Development of the face and cranium during embryogenesis is a complex and orchestrated process that involves cellular proliferation, differentiation, migration, and selective apoptosis. Facial clefts and holoprosencephaly (HPE) are conditions caused by the disruption of these normal embryonic processes.
Facial clefts are deformations of the face and/or cranium caused by relative excesses or deficits of tissue along linear anatomic planes [1,2]. Although the exact incidence of facial clefts is unknown, they are estimated to affect 1.4 to 4.9 newborns per 100,000 live births [1,3,4].
Embryology — More than one theory exists regarding the embryologic pathogenesis of facial clefts. Fetal craniofacial development is a complex series of events that occurs between the third and eighth weeks of gestation. During the initial stages, five facial processes (one frontal, two maxillary, two mandibular) form and subsequently fuse (by the sixth week of gestation) to form the human face. The classic theory states that facial clefting occurs when the fusion process is disrupted. However, other theories propose that the pathogenesis is related to the infarction of primordial blood vessels, amniotic bands, failure of certain developmental zones of the face to develop completely, or errors in cellular migration, penetration, and differentiation .

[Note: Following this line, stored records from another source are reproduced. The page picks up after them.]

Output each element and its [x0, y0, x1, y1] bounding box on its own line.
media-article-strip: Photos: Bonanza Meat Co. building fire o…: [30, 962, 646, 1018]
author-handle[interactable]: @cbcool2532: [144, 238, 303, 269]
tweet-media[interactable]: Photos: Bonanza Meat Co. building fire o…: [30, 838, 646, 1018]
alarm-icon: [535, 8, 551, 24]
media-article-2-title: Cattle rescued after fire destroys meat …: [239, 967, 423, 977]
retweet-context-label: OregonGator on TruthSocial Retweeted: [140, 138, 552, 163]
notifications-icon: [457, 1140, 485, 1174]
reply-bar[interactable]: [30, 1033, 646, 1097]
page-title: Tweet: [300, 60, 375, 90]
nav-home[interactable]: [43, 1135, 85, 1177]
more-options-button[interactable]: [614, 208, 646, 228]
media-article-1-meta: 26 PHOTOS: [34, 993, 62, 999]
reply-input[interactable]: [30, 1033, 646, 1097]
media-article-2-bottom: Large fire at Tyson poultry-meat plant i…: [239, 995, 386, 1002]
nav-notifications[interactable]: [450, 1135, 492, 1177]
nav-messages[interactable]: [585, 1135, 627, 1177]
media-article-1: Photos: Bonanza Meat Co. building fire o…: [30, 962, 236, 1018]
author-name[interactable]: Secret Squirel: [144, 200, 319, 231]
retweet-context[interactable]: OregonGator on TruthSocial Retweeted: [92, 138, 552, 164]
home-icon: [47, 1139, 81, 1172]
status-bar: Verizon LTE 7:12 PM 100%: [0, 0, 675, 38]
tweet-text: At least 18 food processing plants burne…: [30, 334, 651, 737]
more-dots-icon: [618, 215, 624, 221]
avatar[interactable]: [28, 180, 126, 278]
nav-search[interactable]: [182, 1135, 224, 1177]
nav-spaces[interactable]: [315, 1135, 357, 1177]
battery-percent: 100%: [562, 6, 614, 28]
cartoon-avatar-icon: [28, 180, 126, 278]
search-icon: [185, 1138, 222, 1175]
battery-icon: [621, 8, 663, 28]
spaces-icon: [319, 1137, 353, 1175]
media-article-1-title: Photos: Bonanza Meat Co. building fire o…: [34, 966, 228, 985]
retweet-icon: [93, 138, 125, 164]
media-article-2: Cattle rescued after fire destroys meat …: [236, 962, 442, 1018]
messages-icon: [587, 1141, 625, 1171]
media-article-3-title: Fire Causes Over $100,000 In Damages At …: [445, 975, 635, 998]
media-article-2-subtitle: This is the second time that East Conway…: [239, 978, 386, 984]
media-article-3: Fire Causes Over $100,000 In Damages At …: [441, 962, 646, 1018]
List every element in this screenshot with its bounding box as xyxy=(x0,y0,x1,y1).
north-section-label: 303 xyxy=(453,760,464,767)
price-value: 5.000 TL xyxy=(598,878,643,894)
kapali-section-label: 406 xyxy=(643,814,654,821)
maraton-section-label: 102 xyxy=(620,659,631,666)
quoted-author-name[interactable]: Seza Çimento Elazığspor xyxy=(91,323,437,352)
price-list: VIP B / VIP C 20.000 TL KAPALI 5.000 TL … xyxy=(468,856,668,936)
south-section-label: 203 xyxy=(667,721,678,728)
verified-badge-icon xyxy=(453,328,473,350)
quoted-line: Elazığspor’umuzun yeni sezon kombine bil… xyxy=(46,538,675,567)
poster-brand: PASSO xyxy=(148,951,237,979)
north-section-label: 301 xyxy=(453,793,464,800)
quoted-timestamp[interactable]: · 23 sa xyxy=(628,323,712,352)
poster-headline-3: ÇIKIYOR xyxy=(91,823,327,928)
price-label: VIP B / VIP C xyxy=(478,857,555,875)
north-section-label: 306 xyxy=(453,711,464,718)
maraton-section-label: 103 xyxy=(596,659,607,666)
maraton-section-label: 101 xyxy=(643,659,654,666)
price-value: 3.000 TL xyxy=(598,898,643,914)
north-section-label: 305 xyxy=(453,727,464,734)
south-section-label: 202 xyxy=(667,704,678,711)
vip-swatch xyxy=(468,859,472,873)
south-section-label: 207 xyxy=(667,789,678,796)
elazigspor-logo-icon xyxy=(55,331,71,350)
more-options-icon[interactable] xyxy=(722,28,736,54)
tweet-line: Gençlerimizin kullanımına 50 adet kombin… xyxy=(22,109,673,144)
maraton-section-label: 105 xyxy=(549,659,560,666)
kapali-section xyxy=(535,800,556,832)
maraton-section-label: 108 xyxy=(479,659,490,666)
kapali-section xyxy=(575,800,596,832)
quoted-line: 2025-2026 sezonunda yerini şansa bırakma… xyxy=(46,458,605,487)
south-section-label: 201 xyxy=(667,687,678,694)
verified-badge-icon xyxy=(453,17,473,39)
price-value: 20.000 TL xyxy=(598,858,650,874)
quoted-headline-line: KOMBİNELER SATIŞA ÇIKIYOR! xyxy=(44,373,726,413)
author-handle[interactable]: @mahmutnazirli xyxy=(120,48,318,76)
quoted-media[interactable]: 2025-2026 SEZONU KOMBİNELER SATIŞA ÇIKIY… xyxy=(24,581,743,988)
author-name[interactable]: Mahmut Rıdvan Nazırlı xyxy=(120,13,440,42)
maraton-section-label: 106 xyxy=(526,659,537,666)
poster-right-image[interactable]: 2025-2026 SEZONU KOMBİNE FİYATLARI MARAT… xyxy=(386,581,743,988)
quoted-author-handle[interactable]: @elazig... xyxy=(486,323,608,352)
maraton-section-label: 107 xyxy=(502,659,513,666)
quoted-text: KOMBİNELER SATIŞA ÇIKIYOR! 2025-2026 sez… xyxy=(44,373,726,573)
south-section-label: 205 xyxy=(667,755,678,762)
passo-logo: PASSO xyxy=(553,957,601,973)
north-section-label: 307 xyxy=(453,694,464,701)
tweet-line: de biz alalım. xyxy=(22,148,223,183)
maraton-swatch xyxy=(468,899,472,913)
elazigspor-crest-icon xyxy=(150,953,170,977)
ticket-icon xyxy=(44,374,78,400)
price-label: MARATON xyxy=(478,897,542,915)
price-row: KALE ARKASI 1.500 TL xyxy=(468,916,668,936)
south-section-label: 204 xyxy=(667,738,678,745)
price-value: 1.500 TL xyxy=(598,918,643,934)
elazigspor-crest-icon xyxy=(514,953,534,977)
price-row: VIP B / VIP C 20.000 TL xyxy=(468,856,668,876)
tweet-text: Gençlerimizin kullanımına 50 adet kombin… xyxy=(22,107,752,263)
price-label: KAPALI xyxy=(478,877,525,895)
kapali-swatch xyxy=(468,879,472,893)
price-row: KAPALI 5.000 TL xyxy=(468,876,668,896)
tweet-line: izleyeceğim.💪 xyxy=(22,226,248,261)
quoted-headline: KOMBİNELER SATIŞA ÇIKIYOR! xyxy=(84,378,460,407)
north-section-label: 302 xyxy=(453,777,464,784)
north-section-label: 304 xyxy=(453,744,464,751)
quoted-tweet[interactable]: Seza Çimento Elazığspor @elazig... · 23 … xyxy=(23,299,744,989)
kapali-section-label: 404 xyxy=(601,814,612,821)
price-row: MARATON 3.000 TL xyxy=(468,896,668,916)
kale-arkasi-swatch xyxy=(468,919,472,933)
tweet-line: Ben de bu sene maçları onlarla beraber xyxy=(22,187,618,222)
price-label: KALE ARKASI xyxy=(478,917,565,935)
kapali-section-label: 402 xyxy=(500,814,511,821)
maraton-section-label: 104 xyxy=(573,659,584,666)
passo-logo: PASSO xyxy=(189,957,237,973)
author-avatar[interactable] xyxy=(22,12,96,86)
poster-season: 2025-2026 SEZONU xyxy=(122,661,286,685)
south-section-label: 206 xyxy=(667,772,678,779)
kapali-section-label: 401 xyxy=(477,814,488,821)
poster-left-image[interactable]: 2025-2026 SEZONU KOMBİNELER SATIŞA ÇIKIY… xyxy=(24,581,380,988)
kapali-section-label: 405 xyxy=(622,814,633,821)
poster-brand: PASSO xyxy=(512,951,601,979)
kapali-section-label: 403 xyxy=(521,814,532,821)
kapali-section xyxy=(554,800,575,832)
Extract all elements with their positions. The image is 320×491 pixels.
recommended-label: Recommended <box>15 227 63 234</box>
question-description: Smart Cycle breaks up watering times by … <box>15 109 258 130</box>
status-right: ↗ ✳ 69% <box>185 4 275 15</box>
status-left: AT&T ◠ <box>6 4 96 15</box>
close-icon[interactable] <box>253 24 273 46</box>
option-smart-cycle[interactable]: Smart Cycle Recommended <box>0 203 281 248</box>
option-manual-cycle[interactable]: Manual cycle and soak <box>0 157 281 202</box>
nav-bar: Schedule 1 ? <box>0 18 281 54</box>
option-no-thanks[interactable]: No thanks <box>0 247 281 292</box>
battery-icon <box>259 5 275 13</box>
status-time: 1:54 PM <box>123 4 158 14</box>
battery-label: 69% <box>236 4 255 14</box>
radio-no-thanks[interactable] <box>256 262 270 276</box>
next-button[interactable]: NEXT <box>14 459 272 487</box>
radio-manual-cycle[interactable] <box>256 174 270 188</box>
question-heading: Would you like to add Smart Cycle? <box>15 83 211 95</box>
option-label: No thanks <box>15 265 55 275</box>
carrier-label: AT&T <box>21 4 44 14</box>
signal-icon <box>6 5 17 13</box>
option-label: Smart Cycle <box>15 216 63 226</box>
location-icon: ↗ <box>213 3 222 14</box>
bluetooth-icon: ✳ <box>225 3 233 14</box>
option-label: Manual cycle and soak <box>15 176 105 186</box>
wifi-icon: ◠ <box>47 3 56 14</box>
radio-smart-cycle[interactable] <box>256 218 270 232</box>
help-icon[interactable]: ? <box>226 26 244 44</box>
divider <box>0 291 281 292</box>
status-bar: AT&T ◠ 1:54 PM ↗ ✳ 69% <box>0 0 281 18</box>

Etiology — Although the precise etiology is unknown, multiple genetic and environmental factors may be involved. The environmental risk factors implicated include antenatal exposure to radiation, viral infections, metabolic abnormalities, and teratogenic compounds .
Classification of clefts — Paul Tessier, the father of modern craniofacial surgery, introduced a classification system to describe the anatomic planes along which facial clefts fall . The classification system numbers clefts based upon their location surrounding the orbit. Numbers 0 through 7 run inferior to the orbit (facial clefts) from medial to lateral, number 8 runs on the lateral portion of the orbit, and numbers 9 through 14 run superior to the orbit from lateral to medial (cranial clefts) (figure 1).